Clark considera o dia em que
esse quadro foi exposto aos cidadãos de Paris, "minha data
preferida para marcar o início
do modernismo". O estilo algo
picante da formulação retorna
em vários pontos (não os melhores) deste livro, que inclui
um ensaio intitulado "Será que
Benjamin devia ter lido
Marx?", e pequenas piruetas
dialéticas como a que se segue.
"Marxismo vulgar"
"Eu estaria disposto a afirmar que o expressionismo abstrato é tanto melhor quanto
mais vulgar, porque é aí que ele
capta plenamente as condições
técnicas e sociais de representação do seu momento histórico". Apesar de frases desse tipo,
os ensaios de Clark nada têm
em comum com o que se denominava o "marxismo vulgar".
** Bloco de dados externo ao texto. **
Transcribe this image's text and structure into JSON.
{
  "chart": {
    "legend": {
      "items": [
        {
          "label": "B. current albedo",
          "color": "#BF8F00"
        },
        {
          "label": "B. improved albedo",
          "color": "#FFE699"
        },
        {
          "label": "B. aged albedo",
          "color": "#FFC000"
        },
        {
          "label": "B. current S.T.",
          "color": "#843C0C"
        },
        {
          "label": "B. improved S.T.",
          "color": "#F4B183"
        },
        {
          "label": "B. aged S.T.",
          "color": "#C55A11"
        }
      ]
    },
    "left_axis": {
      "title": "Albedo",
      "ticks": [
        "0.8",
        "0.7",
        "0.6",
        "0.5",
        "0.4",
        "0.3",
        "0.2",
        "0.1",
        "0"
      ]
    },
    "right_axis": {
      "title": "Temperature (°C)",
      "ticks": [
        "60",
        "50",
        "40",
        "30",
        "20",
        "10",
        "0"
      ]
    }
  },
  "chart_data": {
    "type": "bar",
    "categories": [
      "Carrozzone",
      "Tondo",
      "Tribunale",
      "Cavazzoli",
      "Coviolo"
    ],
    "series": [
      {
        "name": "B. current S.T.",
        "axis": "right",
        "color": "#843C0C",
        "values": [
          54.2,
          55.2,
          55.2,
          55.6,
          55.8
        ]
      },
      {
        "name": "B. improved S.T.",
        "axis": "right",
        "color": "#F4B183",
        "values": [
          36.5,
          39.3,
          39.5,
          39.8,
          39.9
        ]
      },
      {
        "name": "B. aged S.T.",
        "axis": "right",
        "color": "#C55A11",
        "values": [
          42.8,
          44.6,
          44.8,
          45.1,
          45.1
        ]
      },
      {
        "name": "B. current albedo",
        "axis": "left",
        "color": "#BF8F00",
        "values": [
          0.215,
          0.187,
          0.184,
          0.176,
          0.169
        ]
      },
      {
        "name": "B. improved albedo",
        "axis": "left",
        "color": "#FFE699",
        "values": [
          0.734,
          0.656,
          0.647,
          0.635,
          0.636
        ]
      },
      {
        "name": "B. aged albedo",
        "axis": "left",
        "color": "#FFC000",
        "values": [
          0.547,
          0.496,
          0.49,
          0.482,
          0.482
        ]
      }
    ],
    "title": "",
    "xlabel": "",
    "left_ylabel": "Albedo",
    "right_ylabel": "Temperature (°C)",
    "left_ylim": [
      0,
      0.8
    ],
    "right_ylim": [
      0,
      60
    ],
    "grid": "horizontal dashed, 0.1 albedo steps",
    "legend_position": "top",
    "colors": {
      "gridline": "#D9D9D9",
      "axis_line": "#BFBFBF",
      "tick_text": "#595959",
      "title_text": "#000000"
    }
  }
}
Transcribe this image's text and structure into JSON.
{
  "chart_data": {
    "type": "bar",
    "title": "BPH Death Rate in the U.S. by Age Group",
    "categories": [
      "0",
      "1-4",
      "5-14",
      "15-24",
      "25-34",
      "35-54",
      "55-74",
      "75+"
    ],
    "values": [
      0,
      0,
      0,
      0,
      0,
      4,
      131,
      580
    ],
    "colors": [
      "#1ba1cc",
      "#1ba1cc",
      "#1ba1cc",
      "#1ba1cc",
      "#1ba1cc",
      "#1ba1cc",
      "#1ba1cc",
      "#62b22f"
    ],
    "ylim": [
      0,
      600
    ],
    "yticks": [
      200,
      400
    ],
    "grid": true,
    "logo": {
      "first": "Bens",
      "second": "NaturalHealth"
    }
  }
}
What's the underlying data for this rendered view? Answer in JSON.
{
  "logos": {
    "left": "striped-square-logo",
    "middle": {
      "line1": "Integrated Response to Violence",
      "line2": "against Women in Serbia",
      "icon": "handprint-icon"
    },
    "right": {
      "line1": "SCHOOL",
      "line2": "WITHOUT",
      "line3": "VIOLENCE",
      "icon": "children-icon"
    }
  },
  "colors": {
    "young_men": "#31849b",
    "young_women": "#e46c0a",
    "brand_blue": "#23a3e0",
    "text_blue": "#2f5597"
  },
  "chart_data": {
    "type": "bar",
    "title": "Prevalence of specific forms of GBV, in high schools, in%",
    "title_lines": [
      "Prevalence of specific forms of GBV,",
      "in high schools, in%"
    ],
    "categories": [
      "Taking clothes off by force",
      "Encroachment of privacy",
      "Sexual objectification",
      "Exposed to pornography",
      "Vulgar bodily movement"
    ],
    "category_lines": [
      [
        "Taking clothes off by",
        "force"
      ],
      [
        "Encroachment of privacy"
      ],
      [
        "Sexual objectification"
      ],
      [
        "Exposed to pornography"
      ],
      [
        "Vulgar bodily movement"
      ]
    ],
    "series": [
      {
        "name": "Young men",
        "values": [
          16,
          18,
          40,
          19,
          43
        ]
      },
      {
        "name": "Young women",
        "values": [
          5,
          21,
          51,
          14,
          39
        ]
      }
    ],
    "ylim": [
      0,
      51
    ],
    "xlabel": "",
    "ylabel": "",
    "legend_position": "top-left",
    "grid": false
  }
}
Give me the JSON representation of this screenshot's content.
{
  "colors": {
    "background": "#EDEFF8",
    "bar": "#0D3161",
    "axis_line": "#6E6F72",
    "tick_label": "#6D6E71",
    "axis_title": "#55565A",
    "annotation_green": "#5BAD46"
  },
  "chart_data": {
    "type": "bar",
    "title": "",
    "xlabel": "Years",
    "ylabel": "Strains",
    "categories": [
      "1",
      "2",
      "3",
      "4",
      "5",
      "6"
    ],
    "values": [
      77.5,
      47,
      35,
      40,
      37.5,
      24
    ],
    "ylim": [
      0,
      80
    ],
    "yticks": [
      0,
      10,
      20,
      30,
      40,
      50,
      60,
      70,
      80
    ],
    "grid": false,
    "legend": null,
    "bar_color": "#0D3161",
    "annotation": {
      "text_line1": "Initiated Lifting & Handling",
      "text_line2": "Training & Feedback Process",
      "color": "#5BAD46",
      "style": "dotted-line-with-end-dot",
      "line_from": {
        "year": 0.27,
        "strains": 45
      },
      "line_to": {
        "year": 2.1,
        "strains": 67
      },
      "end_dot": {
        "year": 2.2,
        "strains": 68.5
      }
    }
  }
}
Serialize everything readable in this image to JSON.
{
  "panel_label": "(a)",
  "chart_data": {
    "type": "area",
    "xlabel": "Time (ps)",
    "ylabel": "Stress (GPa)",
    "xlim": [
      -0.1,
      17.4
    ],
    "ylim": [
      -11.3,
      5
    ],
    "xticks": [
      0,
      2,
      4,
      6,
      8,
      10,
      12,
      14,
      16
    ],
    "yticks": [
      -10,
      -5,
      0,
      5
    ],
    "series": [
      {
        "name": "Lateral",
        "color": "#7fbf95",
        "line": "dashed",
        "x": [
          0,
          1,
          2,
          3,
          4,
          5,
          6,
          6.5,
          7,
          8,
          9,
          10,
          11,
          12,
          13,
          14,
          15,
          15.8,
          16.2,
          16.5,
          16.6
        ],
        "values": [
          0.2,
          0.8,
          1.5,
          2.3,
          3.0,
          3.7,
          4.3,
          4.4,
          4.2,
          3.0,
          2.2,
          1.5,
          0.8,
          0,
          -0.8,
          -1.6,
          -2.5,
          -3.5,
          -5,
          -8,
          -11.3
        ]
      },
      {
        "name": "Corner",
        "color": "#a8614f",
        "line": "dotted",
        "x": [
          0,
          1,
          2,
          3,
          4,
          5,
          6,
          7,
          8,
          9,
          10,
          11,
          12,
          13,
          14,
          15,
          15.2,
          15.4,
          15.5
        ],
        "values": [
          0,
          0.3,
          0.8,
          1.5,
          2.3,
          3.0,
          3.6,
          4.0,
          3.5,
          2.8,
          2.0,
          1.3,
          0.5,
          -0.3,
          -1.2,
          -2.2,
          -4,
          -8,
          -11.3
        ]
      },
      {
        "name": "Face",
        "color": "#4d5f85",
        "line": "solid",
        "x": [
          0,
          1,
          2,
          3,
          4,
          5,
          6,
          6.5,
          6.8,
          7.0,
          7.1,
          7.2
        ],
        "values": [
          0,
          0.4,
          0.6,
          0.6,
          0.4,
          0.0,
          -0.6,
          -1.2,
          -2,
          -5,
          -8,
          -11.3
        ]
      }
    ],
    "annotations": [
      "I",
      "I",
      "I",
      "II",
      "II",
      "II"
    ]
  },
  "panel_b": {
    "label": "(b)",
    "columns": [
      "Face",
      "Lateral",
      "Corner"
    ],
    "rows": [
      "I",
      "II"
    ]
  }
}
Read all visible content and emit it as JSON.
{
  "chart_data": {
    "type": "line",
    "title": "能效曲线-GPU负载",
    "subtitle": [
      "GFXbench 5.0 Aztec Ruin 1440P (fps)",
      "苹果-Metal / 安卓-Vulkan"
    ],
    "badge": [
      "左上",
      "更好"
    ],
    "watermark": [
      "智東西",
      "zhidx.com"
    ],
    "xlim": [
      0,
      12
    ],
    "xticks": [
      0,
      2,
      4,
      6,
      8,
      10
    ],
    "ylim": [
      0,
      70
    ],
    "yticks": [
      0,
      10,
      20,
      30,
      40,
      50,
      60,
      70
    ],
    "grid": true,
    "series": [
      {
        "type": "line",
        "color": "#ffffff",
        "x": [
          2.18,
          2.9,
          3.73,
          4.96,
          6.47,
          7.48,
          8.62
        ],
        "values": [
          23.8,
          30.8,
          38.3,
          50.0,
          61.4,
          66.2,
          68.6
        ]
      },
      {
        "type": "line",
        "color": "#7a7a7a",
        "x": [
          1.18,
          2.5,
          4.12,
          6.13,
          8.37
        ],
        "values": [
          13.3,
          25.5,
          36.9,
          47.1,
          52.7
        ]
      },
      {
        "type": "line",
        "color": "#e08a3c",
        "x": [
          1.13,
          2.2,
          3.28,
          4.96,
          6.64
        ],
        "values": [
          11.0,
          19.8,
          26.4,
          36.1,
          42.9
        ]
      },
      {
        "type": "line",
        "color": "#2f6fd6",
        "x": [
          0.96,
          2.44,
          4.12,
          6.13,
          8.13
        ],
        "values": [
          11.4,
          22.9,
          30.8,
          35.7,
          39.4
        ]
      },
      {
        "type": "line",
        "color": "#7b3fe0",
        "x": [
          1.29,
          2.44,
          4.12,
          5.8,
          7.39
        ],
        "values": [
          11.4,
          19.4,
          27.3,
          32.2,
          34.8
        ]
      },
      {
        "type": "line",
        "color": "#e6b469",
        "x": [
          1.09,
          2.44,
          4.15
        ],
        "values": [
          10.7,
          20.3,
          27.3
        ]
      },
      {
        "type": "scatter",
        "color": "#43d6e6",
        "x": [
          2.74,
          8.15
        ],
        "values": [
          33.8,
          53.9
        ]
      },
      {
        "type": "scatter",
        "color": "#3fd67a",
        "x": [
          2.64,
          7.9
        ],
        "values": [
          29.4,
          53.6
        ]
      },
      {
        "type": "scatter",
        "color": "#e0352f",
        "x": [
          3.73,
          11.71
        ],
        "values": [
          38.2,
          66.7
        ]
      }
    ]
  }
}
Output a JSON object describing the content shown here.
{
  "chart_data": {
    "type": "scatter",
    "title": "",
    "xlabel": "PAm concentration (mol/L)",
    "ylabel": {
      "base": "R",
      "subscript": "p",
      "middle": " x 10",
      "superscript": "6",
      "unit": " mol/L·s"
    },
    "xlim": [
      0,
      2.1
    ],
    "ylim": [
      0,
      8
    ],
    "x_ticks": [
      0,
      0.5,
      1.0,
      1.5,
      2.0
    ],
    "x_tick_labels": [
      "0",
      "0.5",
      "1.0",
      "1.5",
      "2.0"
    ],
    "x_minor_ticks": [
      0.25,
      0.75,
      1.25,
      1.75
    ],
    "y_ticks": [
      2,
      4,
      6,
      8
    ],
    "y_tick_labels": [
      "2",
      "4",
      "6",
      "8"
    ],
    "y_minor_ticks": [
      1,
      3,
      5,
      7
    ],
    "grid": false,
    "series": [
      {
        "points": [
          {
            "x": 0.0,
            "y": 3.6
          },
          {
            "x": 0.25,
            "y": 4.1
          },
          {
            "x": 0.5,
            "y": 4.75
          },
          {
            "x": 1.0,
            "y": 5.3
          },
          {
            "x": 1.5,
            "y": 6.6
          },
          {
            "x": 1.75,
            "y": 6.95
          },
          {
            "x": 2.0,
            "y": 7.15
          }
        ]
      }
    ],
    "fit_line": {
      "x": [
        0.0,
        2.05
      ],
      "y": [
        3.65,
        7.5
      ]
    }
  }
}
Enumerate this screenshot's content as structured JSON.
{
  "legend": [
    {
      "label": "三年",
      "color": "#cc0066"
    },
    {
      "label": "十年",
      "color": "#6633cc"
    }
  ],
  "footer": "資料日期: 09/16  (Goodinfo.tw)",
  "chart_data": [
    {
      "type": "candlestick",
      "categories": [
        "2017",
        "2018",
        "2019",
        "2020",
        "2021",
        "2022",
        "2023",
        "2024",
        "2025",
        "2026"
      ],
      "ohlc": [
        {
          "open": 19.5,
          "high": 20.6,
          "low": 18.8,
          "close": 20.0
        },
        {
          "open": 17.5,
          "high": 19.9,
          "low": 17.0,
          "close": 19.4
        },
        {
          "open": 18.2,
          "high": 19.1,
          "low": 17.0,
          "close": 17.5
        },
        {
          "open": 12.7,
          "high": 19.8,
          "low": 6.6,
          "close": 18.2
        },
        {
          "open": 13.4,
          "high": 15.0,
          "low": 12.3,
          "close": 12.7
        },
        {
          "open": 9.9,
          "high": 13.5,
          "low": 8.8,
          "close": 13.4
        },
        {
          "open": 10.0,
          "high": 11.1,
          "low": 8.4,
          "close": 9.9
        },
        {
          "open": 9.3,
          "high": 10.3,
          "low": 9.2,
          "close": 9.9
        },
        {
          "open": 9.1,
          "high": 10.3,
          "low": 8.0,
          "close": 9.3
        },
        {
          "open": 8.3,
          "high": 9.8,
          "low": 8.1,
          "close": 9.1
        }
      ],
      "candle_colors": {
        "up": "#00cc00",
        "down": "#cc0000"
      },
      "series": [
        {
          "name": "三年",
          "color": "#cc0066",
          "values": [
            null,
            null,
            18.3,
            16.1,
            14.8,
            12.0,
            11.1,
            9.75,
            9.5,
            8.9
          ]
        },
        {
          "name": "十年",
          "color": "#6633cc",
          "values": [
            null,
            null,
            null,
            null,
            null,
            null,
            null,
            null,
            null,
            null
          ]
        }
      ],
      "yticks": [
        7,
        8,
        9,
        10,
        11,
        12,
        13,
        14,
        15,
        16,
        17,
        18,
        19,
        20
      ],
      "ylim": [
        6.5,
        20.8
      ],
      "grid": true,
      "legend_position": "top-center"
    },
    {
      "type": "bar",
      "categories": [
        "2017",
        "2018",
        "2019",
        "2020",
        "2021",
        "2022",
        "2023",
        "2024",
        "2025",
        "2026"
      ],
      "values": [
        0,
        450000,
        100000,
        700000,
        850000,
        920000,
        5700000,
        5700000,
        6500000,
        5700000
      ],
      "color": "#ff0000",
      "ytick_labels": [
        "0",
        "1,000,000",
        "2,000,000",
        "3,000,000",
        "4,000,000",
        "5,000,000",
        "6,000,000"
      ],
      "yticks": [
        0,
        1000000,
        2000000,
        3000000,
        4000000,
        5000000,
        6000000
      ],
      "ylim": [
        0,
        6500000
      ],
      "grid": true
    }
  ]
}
Para voltar ao ensaio sobre o
quadro de David, os debates
ideológicos de 1793 são analisados com extremos de minúcia,
que se dirigem então para a
análise do próprio quadro, sem
transposição imediata do político ao estético.
Ao contrário, nota-se o que a
obra de David tratava de ocultar, de suprimir, em face das
pressões políticas.
E o modernismo nisso? Para
T.J. Clark, este surge quando a
arte "se subordina ao contingente". Claro que pintores como Rubens e Velázquez serviam aos poderosos de seu tempo. Mas a função deles era
"transformar o político, remover-lhe as impurezas dos fatos
contingentes, alçá-lo à esfera
da alegoria".
Imediatidade, literalidade,
proximidade -e certa crueza,
prenunciadora do "desencantamento do mundo"- tornam,
dessa forma, "moderno" o "Marat Assassinado".
Terror e modernidade
Do impacto macabro desse
quadro à efusão "atômica" de
Jackson Pollock, passando pelo
contraste entre "matéria" e "fenômeno" na pintura de Cézanne, o arco traçado por esta coletânea é dos mais amplos, abrindo espaço até mesmo para um
comentário sobre as relações
do terrorismo muçulmano com
a modernidade: "No coração do
mundo do espetáculo, o mundo-imagem míngua e se volatiliza, mas fora, na fronteira do
consumo, converte-se em um
dos principais incitadores de
uma nova leva de terror e martírio, pois oferece aos recém-iniciados, em suas técnicas,
uma ilusão de eficácia política
que, num mundo de fantasmas,
parece bastante verossímil."
Nesse ambiente sombrio, os
ensaios de Clark são sempre esclarecedores, mesmo quando
não totalmente verossímeis.
MODERNISMOS
Autor: T.J. Clark
Tradução: Vera Pereira
Editora: Cosacnaify
Quanto: R$ 79 (368 págs.)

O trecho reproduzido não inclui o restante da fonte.